Well, Friday’s second practice session for Sunday’s Honda Grand Prix of Alabama was the Frustrating Five – Turn 5, that is.

It almost might be easier to list those drivers that were not bitten by the cantankerous turn on the 2.3-mile Barber Motorsports Park layout in Birmingham, Alabama.

Close to 10 drivers in the 23-driver field suffered issues in the turn, ranging from running off the grass and back on, to getting stuck and having to be towed out, to suffering damage.

But by the time the one-hour session was over, Josef Newgarden took a big step towards defending his win from last year’s race there, being fastest in Friday’s second of two practice sessions.

Newgarden covered the 2.3-mile permanent road course in a speed of 122.786 mph at a best lap time of 1:07.4345 minutes.

Spencer Pigot was second (125.599 mph/1:07.5372), followed by Sebastien Bourdais (122.129 mph/1:07.7971), Will Power (122.107 mph/1:07.8092) and last week’s winner at Long Beach, Alexander Rossi (122.065 mph/1:07.8326).

Sixth through 10th-fastest were Scott Dixon (122.044 mph/1:07.8445), Ryan Hunter-Reay (121.975 mph/1:07.8829), Takuma Sato (121.652 mph/1:08.0628), Marco Andretti (121.579 mph/1:08.1040) and Graham Rahal (121.572 mph/1:08.1076).

Now, speaking of all the incidents, here’s a list.

INCIDENTS:

* Right after rookie Matheus Leist spun early in the session in Turn 5, fellow rookie Zach Veach spun with about 45 minutes left in the session in Turn 5. Graham Rahal had to take evasive action to miss Veach.

But that wasn’t all, as Sebastien Bourdais followed in almost the same spot with a spin of his own roughly a minute later, and then Gabby Chaves also had his problems in the same turn, going into the grass but avoiding the gravel.

* Simon Pagenaud joined his Penske Racing teammate Josef Newgarden in the Turn 5 gravel. Newgarden spun into the gravel in the first practice session.

* Rookie Rene Binder, who has struggled in his inaugural season, continued to have issues, running into the wall and causing damage to the front end, needing a tow truck to get him righted.

It appeared Binder snapped part of the front suspension in the incident.

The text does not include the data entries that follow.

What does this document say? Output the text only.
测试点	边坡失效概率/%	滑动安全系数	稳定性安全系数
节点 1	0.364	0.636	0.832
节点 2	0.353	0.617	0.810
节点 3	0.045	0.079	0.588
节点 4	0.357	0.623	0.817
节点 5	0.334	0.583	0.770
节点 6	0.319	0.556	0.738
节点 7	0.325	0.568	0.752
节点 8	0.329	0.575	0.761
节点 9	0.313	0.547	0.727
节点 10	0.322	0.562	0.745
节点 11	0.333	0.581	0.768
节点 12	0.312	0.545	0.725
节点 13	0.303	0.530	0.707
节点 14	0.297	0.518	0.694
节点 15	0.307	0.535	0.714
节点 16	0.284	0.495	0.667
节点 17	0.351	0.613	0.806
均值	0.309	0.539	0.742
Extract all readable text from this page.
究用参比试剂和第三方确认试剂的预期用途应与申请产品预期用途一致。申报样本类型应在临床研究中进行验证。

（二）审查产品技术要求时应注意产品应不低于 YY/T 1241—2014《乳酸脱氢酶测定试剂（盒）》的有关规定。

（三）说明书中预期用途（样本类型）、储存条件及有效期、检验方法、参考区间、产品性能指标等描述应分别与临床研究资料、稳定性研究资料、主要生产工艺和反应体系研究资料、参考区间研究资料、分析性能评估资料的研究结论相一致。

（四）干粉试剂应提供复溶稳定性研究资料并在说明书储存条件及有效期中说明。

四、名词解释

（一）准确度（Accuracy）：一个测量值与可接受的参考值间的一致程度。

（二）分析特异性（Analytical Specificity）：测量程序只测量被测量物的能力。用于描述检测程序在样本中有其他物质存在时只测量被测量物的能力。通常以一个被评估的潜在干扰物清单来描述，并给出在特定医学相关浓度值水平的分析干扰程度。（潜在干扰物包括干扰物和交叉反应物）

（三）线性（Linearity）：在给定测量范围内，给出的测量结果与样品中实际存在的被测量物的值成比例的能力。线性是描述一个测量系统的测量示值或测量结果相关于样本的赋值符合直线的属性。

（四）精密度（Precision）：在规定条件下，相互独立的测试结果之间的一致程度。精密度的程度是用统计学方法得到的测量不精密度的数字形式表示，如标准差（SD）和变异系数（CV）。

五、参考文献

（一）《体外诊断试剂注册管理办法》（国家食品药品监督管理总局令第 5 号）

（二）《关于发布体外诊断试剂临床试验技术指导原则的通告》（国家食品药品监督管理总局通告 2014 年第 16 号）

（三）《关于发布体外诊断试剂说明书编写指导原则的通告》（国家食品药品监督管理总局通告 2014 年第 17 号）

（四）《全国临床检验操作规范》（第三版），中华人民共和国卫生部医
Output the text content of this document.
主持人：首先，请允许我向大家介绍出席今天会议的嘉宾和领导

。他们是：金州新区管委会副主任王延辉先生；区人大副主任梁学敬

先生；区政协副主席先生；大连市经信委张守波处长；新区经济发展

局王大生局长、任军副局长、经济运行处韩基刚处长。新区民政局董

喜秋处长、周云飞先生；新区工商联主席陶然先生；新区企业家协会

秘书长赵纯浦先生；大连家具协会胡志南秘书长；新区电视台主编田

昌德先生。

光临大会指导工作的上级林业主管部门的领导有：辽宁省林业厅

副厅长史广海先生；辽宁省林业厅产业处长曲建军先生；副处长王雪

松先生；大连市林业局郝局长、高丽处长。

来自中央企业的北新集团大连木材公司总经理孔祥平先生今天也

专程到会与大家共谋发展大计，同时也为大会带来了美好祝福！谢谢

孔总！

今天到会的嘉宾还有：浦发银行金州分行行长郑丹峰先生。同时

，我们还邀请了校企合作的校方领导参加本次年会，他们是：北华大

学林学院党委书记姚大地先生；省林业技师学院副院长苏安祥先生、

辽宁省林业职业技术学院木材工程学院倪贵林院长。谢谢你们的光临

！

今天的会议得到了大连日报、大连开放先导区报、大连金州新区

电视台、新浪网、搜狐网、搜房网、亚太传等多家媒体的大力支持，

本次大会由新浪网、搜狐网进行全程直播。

* Turn 5 saw James Hinchcliffe and Tony Kanaan run off-track late in the session, but they were able to continue.

ALSO OF NOTE:

* The third and final practice of the weekend will take place Saturday morning at 10:50 a.m. ET, followed by qualifying beginning at 4:05 p.m. ET, to be televised live on CNBC (with an encore performance at 6 p.m. ET on NBCSN). The race, to be televised live Sunday on NBCSN, is slated to start at 3:30 p.m. ET.

* However, the weather forecast does not look promising for Sunday’s race. As of 1 p.m. ET today, the forecast calls for 100 percent rain throughout the day.

* Dixon has had an incredible record at Barber Motorsports Park, with seven podium finishes in eight starts there. Except for one thing: he has yet to win a race there. But he does have five runner-up and two other third-place showings on the permanent road course.